The relationship between steroid structure, estrogen receptor (ER) binding affinity, nuclear binding of the ER complex, and induction of progesterone receptor (PgR) have been examined. The level of ER in membrane-free homogenates of MCF-7 cells was found to be 10.0 +/- 0.5 fmol/mug of DNA by utilizing an enzyme immunoassay (EIA). However, only 2.5 +/- 0.2 fmol of ER complex/mug of DNA was bound by nuclei during maximal stimulation of PgR synthesis (2.9 +/- 0.2 fmol of PgR/mug of DNA; measured by EIA) following a pulse with 10(-10) M E2. Except at micromolar concentrations, estratriene was an ineffective estrogen. The addition of a hydroxyl group to either position 3 or position 17beta of estratriene yielded ligands which were capable of causing nuclear binding and processing of ER as well as PgR induction. D-ring regioisomers of estradiol (E2) had lower affinity for receptor than E2. However, receptor complexed with these estrogens was fully capable of binding to nuclear material, undergoing processing, and inducing PgR. On the other hand, A-ring regioisomers of E2 displayed significant differences in their ability to mediate nuclear binding of receptor complex and induction of PgR. Although 1-hydroxyestratrien-17beta-ol was weakly bound by ER, this dihydroxyestrogen was capable of bringing about nuclear binding and processing of ER and the stimulation of PgR synthesis.
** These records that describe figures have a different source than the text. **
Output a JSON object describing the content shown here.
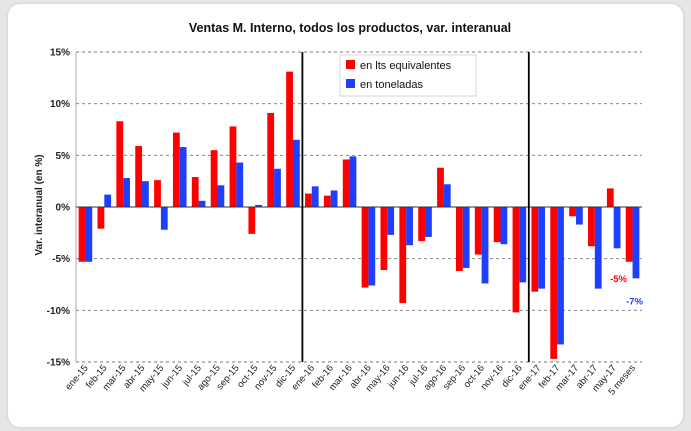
{
  "chart_data": {
    "type": "bar",
    "title": "Ventas M. Interno, todos los productos, var. interanual",
    "xlabel": "",
    "ylabel": "Var. interanual (en %)",
    "ylim": [
      -15,
      15
    ],
    "yticks": [
      "-15%",
      "-10%",
      "-5%",
      "0%",
      "5%",
      "10%",
      "15%"
    ],
    "ytick_values": [
      -15,
      -10,
      -5,
      0,
      5,
      10,
      15
    ],
    "grid": "horizontal-dashed",
    "legend_position": "top-center",
    "categories": [
      "ene-15",
      "feb-15",
      "mar-15",
      "abr-15",
      "may-15",
      "jun-15",
      "jul-15",
      "ago-15",
      "sep-15",
      "oct-15",
      "nov-15",
      "dic-15",
      "ene-16",
      "feb-16",
      "mar-16",
      "abr-16",
      "may-16",
      "jun-16",
      "jul-16",
      "ago-16",
      "sep-16",
      "oct-16",
      "nov-16",
      "dic-16",
      "ene-17",
      "feb-17",
      "mar-17",
      "abr-17",
      "may-17",
      "5 meses"
    ],
    "series": [
      {
        "name": "en lts equivalentes",
        "color": "#ff0000",
        "values": [
          -5.3,
          -2.1,
          8.3,
          5.9,
          2.6,
          7.2,
          2.9,
          5.5,
          7.8,
          -2.6,
          9.1,
          13.1,
          1.3,
          1.1,
          4.6,
          -7.8,
          -6.1,
          -9.3,
          -3.3,
          3.8,
          -6.2,
          -4.6,
          -3.4,
          -10.2,
          -8.2,
          -14.7,
          -0.9,
          -3.8,
          1.8,
          -5.3
        ]
      },
      {
        "name": "en toneladas",
        "color": "#1f3fff",
        "values": [
          -5.3,
          1.2,
          2.8,
          2.5,
          -2.2,
          5.8,
          0.6,
          2.1,
          4.3,
          0.2,
          3.7,
          6.5,
          2.0,
          1.6,
          4.9,
          -7.6,
          -2.7,
          -3.7,
          -2.9,
          2.2,
          -5.9,
          -7.4,
          -3.6,
          -7.3,
          -7.9,
          -13.3,
          -1.7,
          -7.9,
          -4.0,
          -6.9
        ]
      }
    ],
    "separators_after": [
      "dic-15",
      "dic-16"
    ],
    "annotations": [
      {
        "text": "-5%",
        "series": 0,
        "category": "5 meses",
        "color": "#ff0000"
      },
      {
        "text": "-7%",
        "series": 1,
        "category": "5 meses",
        "color": "#1f3fff"
      }
    ]
  }
}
In contrast, 2- and 4-hydroxyestratrien-17beta-ol, which caused extensive nuclear binding of ER (5-7 fmol/mug of DNA), were incapable of significant PgR induction. Provided that the A-ring hydroxyl group was positioned correctly (3beta) on 5alpha-androstanediols or 5-androstenediol, an aromatic ring was not required for nuclear binding of the ER complex and stimulation of PgR synthesis. With the exception of 2- and 4-hydroxyestratrien-17beta-ol, induction of PgR by structurally altered estrogens correlated with the affinity of ligand for ER. Electrostatic models generated from this data were found to be useful in the characterization of electronegative isopotential regions of the estrogen (or androstanediol) molecules which were important in modulating the gene regulatory properties of ER.